Es ist geschafft: Das Hertie-Gebäude ist verkauft

Foto: Privat / WP Meschede

Meschede.  Es ist die Nachricht, auf die Meschede seit Langem gewartet hat: Das Hertie-Gebäude ist verkauft. Nach Informationen unserer Zeitung haben die Investoren Bövingloh den Komplex erworben. Sie wollen aus dem ehemaligen Kaufhaus den Meschede-Center machen. Eine Eröffnung ist innerhalb eines Jahres geplant - frühestens zum Ende 2013, spätestens Anfang 2014.

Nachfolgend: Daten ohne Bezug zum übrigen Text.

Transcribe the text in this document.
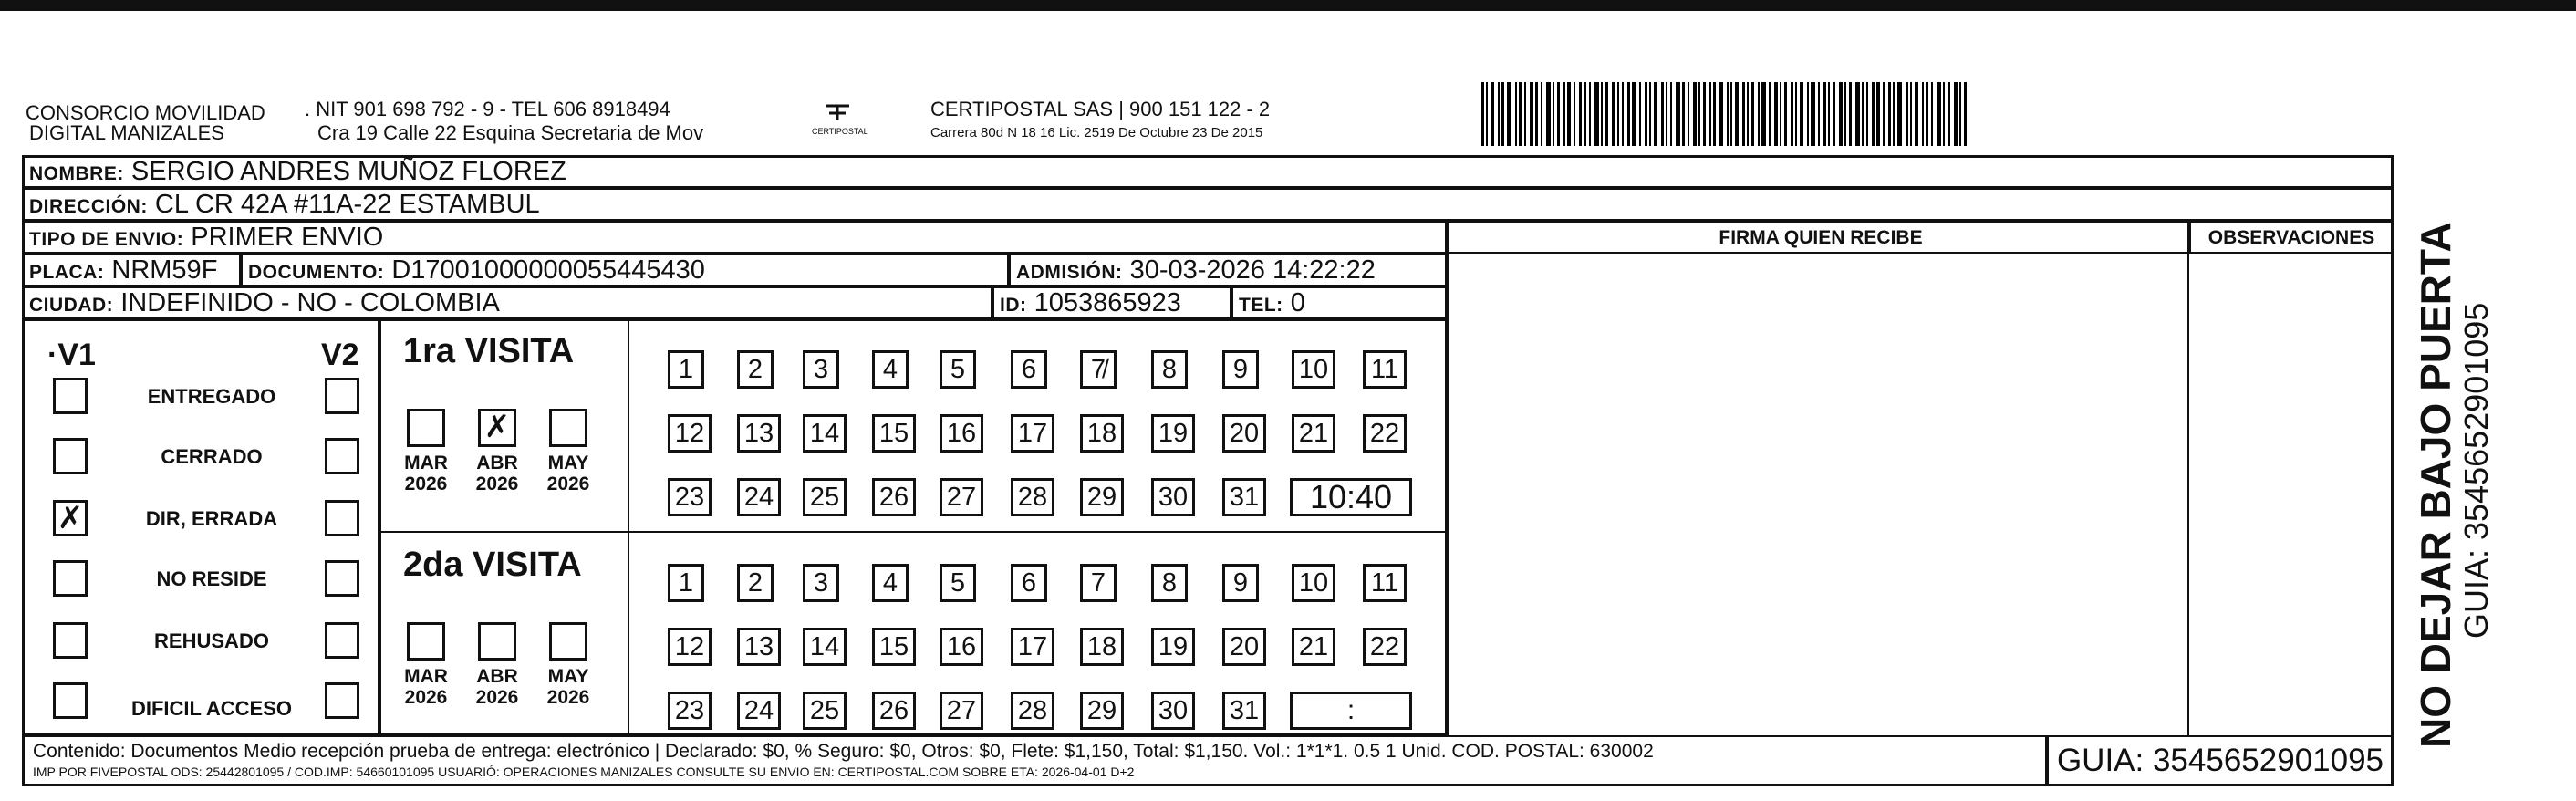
CONSORCIO MOVILIDAD
DIGITAL MANIZALES
. NIT 901 698 792 - 9 - TEL 606 8918494
Cra 19 Calle 22 Esquina Secretaria de Mov	CERTIPOSTAL
CERTIPOSTAL SAS | 900 151 122 - 2
Carrera 80d N 18 16 Lic. 2519 De Octubre 23 De 2015
NOMBRE: SERGIO ANDRES MUÑOZ FLOREZ
DIRECCIÓN: CL CR 42A #11A-22 ESTAMBUL
TIPO DE ENVIO: PRIMER ENVIO	FIRMA QUIEN RECIBE	OBSERVACIONES
PLACA: NRM59F	DOCUMENTO: D17001000000055445430	ADMISIÓN: 30-03-2026 14:22:22
CIUDAD: INDEFINIDO - NO - COLOMBIA	ID: 1053865923	TEL: 0
·V1	V2
ENTREGADO
CERRADO
✗	DIR, ERRADA
NO RESIDE
REHUSADO
DIFICIL ACCESO
1ra VISITA
MAR
2026
✗
ABR
2026
MAY
2026
1	2	3	4	5	6	7̸	8	9	10	11
12 13 14 15 16 17 18 19 20 21 22
23 24 25 26 27 28 29 30 31	10:40
2da VISITA
MAR
2026
ABR
2026
MAY
2026
1	2	3	4	5	6	7	8	9	10	11
12 13 14 15 16 17 18 19 20 21 22
23 24 25 26 27 28 29 30 31	:
Contenido: Documentos Medio recepción prueba de entrega: electrónico | Declarado: $0, % Seguro: $0, Otros: $0, Flete: $1,150, Total: $1,150. Vol.: 1*1*1. 0.5 1 Unid. COD. POSTAL: 630002
IMP POR FIVEPOSTAL ODS: 25442801095 / COD.IMP: 54660101095 USUARIÓ: OPERACIONES MANIZALES CONSULTE SU ENVIO EN: CERTIPOSTAL.COM SOBRE ETA: 2026-04-01 D+2	GUIA: 3545652901095
NO DEJAR BAJO PUERTA
GUIA: 3545652901095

Wie unsere Zeitung erfuhr, sind die Verträge beim Notar in dieser Woche unterschrieben worden. Zum Vollzug fehlt lediglich noch eine formale Erklärung, die am heutigen Freitag erwartet wird. Offiziell wollten gestern weder die Investoren noch Bürgermeister Uli Hess eine Stellungnahme zu dem Thema abgeben.

Direkt nach der Vertragsunterzeichnung haben unterdessen die Vorbereitungen für den Umbau des Hertie-Hauses begonnen: Wie die Recherchen unserer Zeitung ergaben, hat die Immobilienfirma Bövingloh bereits erste Ausschreibungen veröffentlicht, beispielsweise für den Abbruch und den Rohbau. Denn: Es wird kräftigt investiert und es wird erheblich umgebaut.

Die Vorderfront wird nicht wiederzuerkennen sein: Sie wird erweitert und mit viel Glas versehen. Die Rückseite in Richtung Ruhr erhält ebenfalls ein neues Aussehen und einen zusätzlichen Eingang. Die Bauarbeiten können unmittelbar starten: Der Stadtrat hatte im Vorfeld alle Genehmigungen erteilt - bis hin zum Verkauf und der Zurückmietung der Stadthalle. Denn diese Bedingung hatte Investor Hubert Bövingloh gestellt. Er hatte verlangt, dass der Komplex in der Hand eines einzigen Eigentümers liegen müsse.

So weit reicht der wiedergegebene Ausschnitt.